Gillespie took traditional GOP areas of the state, rural Virginia, but in the suburbs, both Gillespie and down ballot Republicans got clobbered. A Democrat Marine vet beat the state House Majority whip and a couple of female Hispanic Democrats unseated GOP incumbents in Prince William County.
In another notable reversal, a social conservative was beaten by Danica Roem a transgender woman who campaigned in opposition to her opponent Bob Marshall – a 14 term legislator who had introduced a ban on transgender access to public restrooms.
During the election, Trump made an effort to bolster Gillespie, even though Gillespie was thought to be not much more than lukewarm about the president.
The state of Virginia economy, under Democrat rule, has been terrible. If you vote Ed Gillespie tomorrow, it will come roaring back!
— Donald J. Trump (@realDonaldTrump) November 6, 2017
Vice President Mike Pence also campaigned in the state:
President @realDonaldTrump sent me here for 2 reasons: to say thanks for the support & to elect @EdWGillespie the next Governor of Virginia! pic.twitter.com/Ub8PwXItie
— Mike Pence (@Mike_Pence) October 14, 2017
The winner in the governors’ race is making Trump the key factor in his victory, saying in his election night acceptance speech, “Virginia has told us to end this divisiveness, that we will not condone hatred and bigotry – and to end the politics that have torn this country apart”.

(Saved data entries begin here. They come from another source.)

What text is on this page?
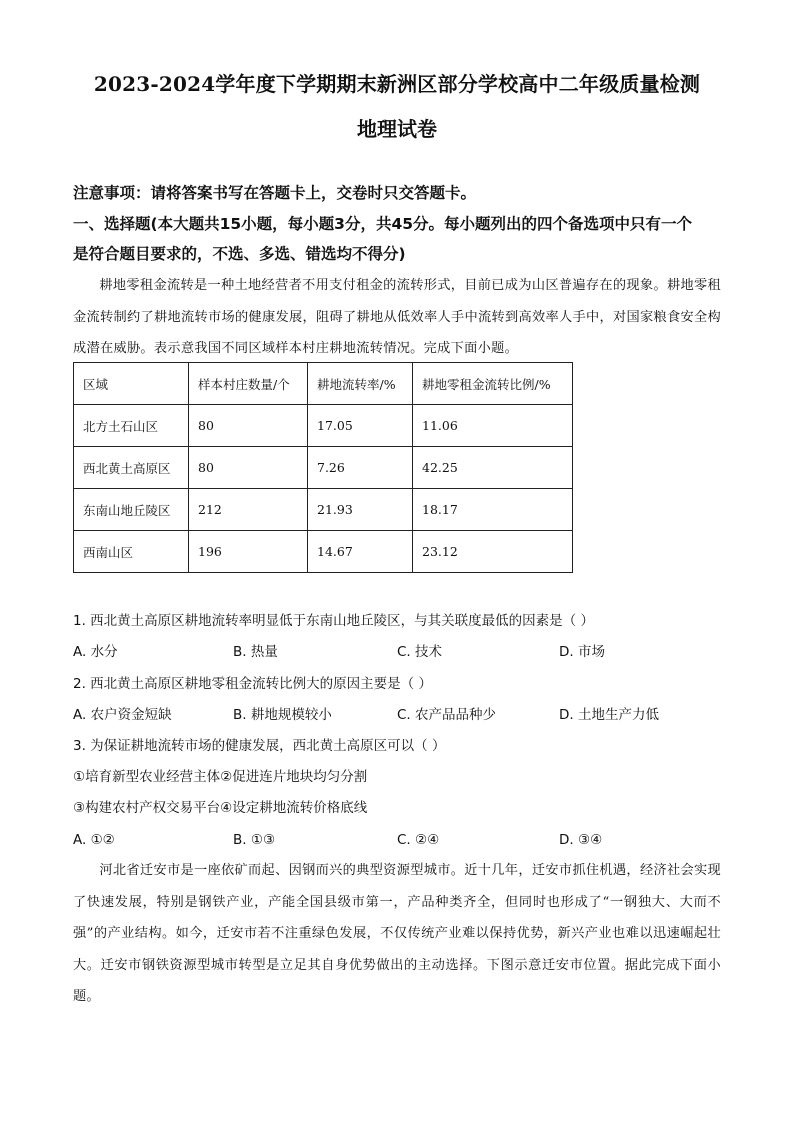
2023-2024学年度下学期期末新洲区部分学校高中二年级质量检测
地理试卷
注意事项：请将答案书写在答题卡上，交卷时只交答题卡。
一、选择题(本大题共15小题，每小题3分，共45分。每小题列出的四个备选项中只有一个
是符合题目要求的，不选、多选、错选均不得分)
耕地零租金流转是一种土地经营者不用支付租金的流转形式，目前已成为山区普遍存在的现象。耕地零租金流转制约了耕地流转市场的健康发展，阻碍了耕地从低效率人手中流转到高效率人手中，对国家粮食安全构成潜在威胁。表示意我国不同区域样本村庄耕地流转情况。完成下面小题。
区域	样本村庄数量/个	耕地流转率/%	耕地零租金流转比例/%
北方土石山区	80	17.05	11.06
西北黄土高原区	80	7.26	42.25
东南山地丘陵区	212	21.93	18.17
西南山区	196	14.67	23.12
1. 西北黄土高原区耕地流转率明显低于东南山地丘陵区，与其关联度最低的因素是（ ）
A. 水分	B. 热量	C. 技术	D. 市场
2. 西北黄土高原区耕地零租金流转比例大的原因主要是（ ）
A. 农户资金短缺	B. 耕地规模较小	C. 农产品品种少	D. 土地生产力低
3. 为保证耕地流转市场的健康发展，西北黄土高原区可以（ ）
①培育新型农业经营主体②促进连片地块均匀分割
③构建农村产权交易平台④设定耕地流转价格底线
A. ①②	B. ①③	C. ②④	D. ③④
河北省迁安市是一座依矿而起、因钢而兴的典型资源型城市。近十几年，迁安市抓住机遇，经济社会实现了快速发展，特别是钢铁产业，产能全国县级市第一，产品种类齐全，但同时也形成了“一钢独大、大而不强”的产业结构。如今，迁安市若不注重绿色发展，不仅传统产业难以保持优势，新兴产业也难以迅速崛起壮大。迁安市钢铁资源型城市转型是立足其自身优势做出的主动选择。下图示意迁安市位置。据此完成下面小题。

It was a central part of the campaign strategy as well, tying Gillespie to Trump in campaign literature mailed to targeted voters and broadcast ads. Gillespie ran in part, on Trump narratives like immigration, criticism of NFL sideline protests and questioning the need to remove Confederate-era statues.
After the election, from the tone of Trump’s post mortem on Gillespie, if one did not know otherwise, they would have gotten the impression Trump had no involvement with the Gillespie campaign whatsoever.
Ed Gillespie worked hard but did not embrace me or what I stand for. Don’t forget, Republicans won 4 out of 4 House seats, and with the economy doing record numbers, we will continue to win, even bigger than before!
— Donald J. Trump (@realDonaldTrump) November 8, 2017
In interviews with reporters after the race was called, Virginia GOP House member Scott Taylor said, “I don’t know how you get around that this wasn’t a referendum on the administration. Some of the very divisive rhetoric really prompted and helped usher in a really high Democratic turnout in Virginia.”
Republican strategist Mike Murphy told The New York Times:
We now know what a lot of us in the party already knew: The Trump message is a big loser in swing states and he hurts the [Republicans] far more than he helps in those states.